With another holdout looming in 1972, the Cardinals traded Steve Carlton to the Philadelphia Phillies for Rick Wise at the start of Spring Training. At the time of the trade, the Phillies were rebuilding and among the National League's worst teams. Steve Carlton made an excellent first impression in Philadelphia by winning five of his first six decisions after a players’ strike slightly delayed the season. Steve Carlton would fall victim to the Phillies' lack of offense in his next five starts, losing all five as the Phillies only scored ten runs.

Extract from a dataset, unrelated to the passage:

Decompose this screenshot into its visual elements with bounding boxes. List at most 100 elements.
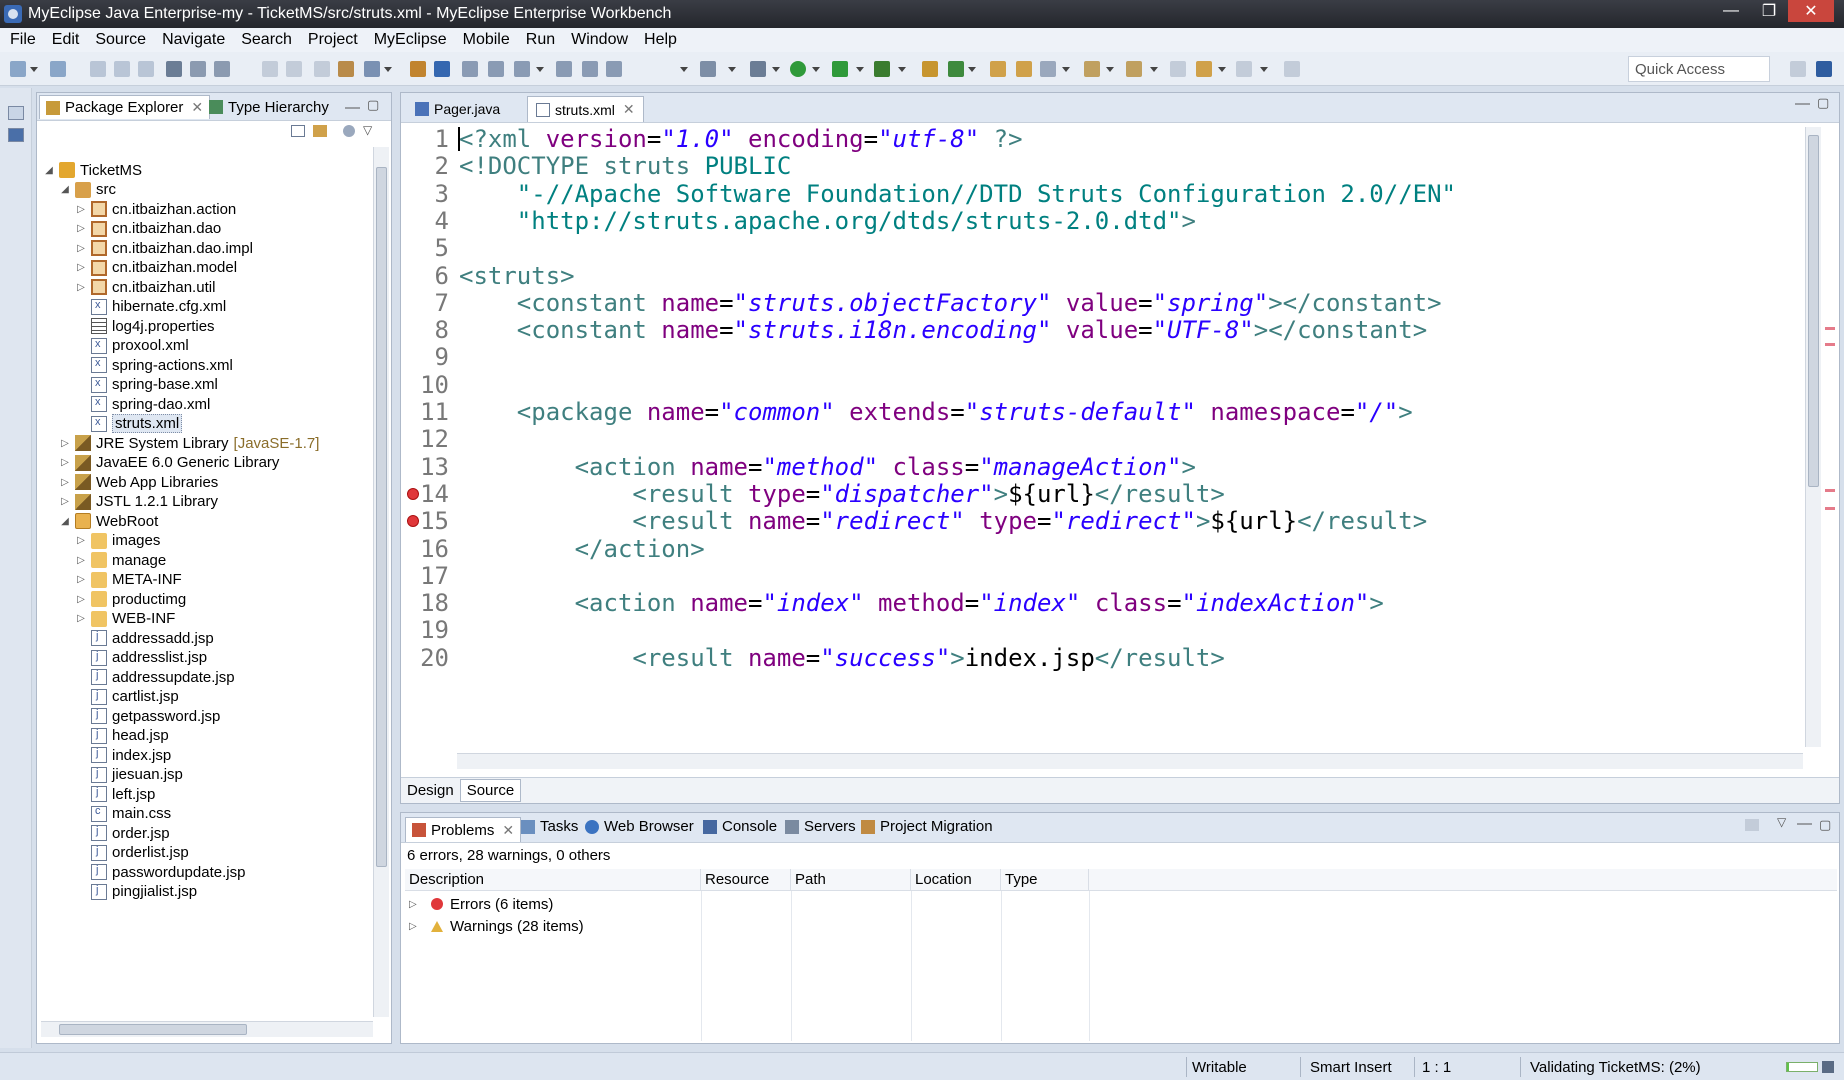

After the losing streak, Carlton ran off a 15-game winning streak. During the streak in which he made 18 starts, with three no-decisions Steve Carlton allowed 28 runs on 103 hits in 155 innings while striking out 140 with just 39 walks. When the season was over, Steve Carlton had nearly half of his team’s wins with a record of 27-10, as he won the pitching Triple Crown with a 1.97 ERA and 310 strikeouts.
Steve Carlton struggled in his second season in Philadelphia, losing 20 games and beginning an adversarial relationship with the media. As the Phillies' fortunes improved, Steve Carlton became a driving force, winning the Cy Young three more times in 1977, 1980, and 1982. This success came when Steve Carlton cut off all contact with the media in 1976, refusing to do a single interview for the next ten years. The Phillies won three straight division titles in 1976, 1977, and 1978. They ended nearly a century of frustration two years later by winning their first World Series. Three years later, they won another National League pennant. That same season saw Steve Carlton battle, Nolan Ryan for the record in strikeouts as both broke the long-standing record held by Walter Johnson. In 1983 there would be 14 lead changes between Ryan and Carlton, with an additional five swaps in 1984. At the end of the 1984 season, Nolan Ryan led by two strikeouts at 3,874 to Carlton’s 3,872.
The race would end there as Steve Carlton’s began a steep decline in 1985 when he finished 1-8. A year later, he was released by the Phillies after posting a 4-8 record with a 6.18 ERA. Steve Carlton would record his 4,000th career strikeout during a brief stint with the San Francisco Giants in 1986, finishing the year with the Chicago White Sox. In 1987, Carlton split the season between the Cleveland Indians and Minnesota Twins, earning his third World Series ring before his career ended in April 1988. Steve Carlton posted a record of 329-244, with a 3.22 ERA and 4,672 strikeouts which was the record for left-handed pitchers until it was topped by Randy Johnson two decades later. Steve Carlton was inducted into the Hall of Fame in 1994, his first year of eligibility.